As multicellularity evolved many times, sterile somatic cells did too. The evolution of an immortal germline producing specialized somatic cells involved the emergence of mortality, and can be viewed in its simplest version in volvocinealgae. Those species with a separation between sterile somatic cells and a germline are called Weismannists. However, Weismannist development is relatively rare, as a great number of species have the capacity for somatic embryogenesis.

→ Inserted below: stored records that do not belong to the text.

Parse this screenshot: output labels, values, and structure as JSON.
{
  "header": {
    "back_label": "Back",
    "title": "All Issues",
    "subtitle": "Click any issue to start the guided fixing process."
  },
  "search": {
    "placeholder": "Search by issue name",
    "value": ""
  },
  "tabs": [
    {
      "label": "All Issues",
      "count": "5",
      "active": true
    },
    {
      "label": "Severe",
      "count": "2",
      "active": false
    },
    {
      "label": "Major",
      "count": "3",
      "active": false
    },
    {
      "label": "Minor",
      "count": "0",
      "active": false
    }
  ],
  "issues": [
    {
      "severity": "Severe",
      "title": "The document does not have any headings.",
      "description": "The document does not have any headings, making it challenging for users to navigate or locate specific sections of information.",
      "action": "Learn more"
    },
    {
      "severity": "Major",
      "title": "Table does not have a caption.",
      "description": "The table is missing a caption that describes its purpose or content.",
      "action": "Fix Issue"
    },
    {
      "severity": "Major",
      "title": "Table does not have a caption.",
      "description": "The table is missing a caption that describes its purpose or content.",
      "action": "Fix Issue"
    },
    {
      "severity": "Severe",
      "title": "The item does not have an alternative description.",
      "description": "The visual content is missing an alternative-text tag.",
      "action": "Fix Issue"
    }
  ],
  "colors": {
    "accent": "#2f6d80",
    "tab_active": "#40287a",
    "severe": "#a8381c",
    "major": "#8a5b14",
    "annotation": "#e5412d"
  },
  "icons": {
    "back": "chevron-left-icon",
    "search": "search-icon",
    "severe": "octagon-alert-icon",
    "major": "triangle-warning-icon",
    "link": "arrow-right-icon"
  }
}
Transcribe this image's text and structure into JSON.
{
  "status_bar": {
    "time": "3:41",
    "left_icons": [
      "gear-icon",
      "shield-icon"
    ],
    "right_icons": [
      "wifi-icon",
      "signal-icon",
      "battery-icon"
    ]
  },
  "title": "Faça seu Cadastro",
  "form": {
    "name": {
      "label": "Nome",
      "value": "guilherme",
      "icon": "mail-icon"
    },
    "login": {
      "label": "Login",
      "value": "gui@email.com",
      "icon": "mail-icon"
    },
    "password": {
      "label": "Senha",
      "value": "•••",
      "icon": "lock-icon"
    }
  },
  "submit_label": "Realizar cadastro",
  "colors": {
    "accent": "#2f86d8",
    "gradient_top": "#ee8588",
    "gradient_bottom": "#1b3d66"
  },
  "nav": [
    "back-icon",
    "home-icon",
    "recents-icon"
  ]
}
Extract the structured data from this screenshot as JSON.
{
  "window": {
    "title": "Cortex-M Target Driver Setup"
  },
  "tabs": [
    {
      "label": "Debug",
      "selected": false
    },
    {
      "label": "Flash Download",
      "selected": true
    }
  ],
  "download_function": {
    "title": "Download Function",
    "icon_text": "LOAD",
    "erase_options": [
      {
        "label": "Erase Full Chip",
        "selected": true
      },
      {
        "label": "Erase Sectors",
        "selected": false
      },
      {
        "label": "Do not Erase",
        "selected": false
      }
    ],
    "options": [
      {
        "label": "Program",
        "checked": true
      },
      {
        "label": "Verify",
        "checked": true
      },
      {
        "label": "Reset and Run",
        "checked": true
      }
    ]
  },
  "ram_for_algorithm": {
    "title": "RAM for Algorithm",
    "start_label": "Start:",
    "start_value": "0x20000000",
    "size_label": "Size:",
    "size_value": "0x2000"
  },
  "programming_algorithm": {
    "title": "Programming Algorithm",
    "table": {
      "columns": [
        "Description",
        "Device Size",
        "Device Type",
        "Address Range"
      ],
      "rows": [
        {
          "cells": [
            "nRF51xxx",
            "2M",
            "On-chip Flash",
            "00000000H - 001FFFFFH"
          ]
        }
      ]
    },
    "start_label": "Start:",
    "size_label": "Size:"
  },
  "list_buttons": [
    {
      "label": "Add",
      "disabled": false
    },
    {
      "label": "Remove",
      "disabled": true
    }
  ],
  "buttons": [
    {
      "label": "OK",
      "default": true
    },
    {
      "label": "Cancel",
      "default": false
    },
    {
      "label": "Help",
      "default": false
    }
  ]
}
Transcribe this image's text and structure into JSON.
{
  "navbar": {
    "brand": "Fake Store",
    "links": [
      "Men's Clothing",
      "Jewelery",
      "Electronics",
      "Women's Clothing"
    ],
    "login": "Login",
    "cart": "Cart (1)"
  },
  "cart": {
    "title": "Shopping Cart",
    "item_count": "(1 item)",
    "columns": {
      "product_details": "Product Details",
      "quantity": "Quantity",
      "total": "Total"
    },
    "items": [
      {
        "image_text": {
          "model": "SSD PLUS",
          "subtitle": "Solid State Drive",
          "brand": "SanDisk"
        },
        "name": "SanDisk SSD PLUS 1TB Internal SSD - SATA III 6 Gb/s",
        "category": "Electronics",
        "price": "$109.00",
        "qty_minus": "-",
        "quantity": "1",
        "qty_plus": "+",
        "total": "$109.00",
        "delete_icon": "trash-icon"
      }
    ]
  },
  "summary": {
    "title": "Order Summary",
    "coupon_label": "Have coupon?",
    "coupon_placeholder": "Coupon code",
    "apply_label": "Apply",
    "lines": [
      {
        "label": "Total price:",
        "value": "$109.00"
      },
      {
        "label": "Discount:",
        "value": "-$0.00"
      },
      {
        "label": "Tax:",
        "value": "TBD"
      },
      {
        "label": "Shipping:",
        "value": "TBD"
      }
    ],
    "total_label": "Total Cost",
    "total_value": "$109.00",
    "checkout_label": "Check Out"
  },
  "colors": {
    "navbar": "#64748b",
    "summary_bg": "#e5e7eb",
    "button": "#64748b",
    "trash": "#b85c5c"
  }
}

Like all cells, somatic cells contain DNA arranged in chromosomes. If a somatic cell contains chromosomes arranged in pairs, it is called diploid and the organism is called a diploid organism. Each pair of chromosomes comprises one chromosome inherited from the father and one inherited from the mother. For example, in humans, somatic cells contain 46 chromosomes organized into 23 pairs. By contrast, gametes of diploid organisms contain only half as many chromosomes. In humans, this is 23 unpaired chromosomes. When two gametes meet during conception, they fuse together, creating a zygote. Due to the fusion of the two gametes, a human zygote contains 46 chromosomes. However, a large number of species have the chromosomes in their somatic cells arranged in fours or even sixes. Thus, they can have diploid or even triploid germline cells. An example of this is the modern cultivated species of wheat, Triticum aestivum L., a hexaploid species whose somatic cells contain six copies of every chromatid. The frequency of spontaneous mutations is significantly lower in advanced male germ cells than in somatic cell types from the same individual. Female germ cells also show a mutation frequency that is lower than that in corresponding somatic cells and similar to that in male germ cells. These findings appear to reflect employment of more effective mechanisms to limit the initial occurrence of spontaneous mutations in germ cells than in somatic cells. Such mechanisms likely include elevated levels of DNA repair enzymes that ameliorate most potentially mutagenic DNA damages.
Cloning
In recent years, the technique of cloning whole organisms has been developed in mammals, allowing almost identical genetic clones of an animal to be produced. One method of doing this is called "somatic cell nuclear transfer" and involves removing the nucleus from a somatic cell, usually a skin cell. This nucleus contains all of the genetic information needed to produce the organism it was removed from. This nucleus is then injected into an ovum of the same species which has had its own genetic material removed. The ovum now no longer needs to be fertilized, because it contains the correct amount of genetic material. In theory, the ovum can be implanted into the uterus of a same-species animal and allowed to develop. The resulting animal will be a nearly genetically identical clone to the animal from which the nucleus was taken. The only difference is caused by any mitochondrial DNA that is retained in the ovum, which is different from the cell that donated the nucleus. In practice, this technique has so far been problematic, although there have been a few high-profile successes, such as Dolly the Sheep and, more recently, Snuppy, the first cloned dog. Somatic cells have also been collected in the practice of cryoconservation of animal genetic resources as a means of conserving animal genetic material, including to clone livestock.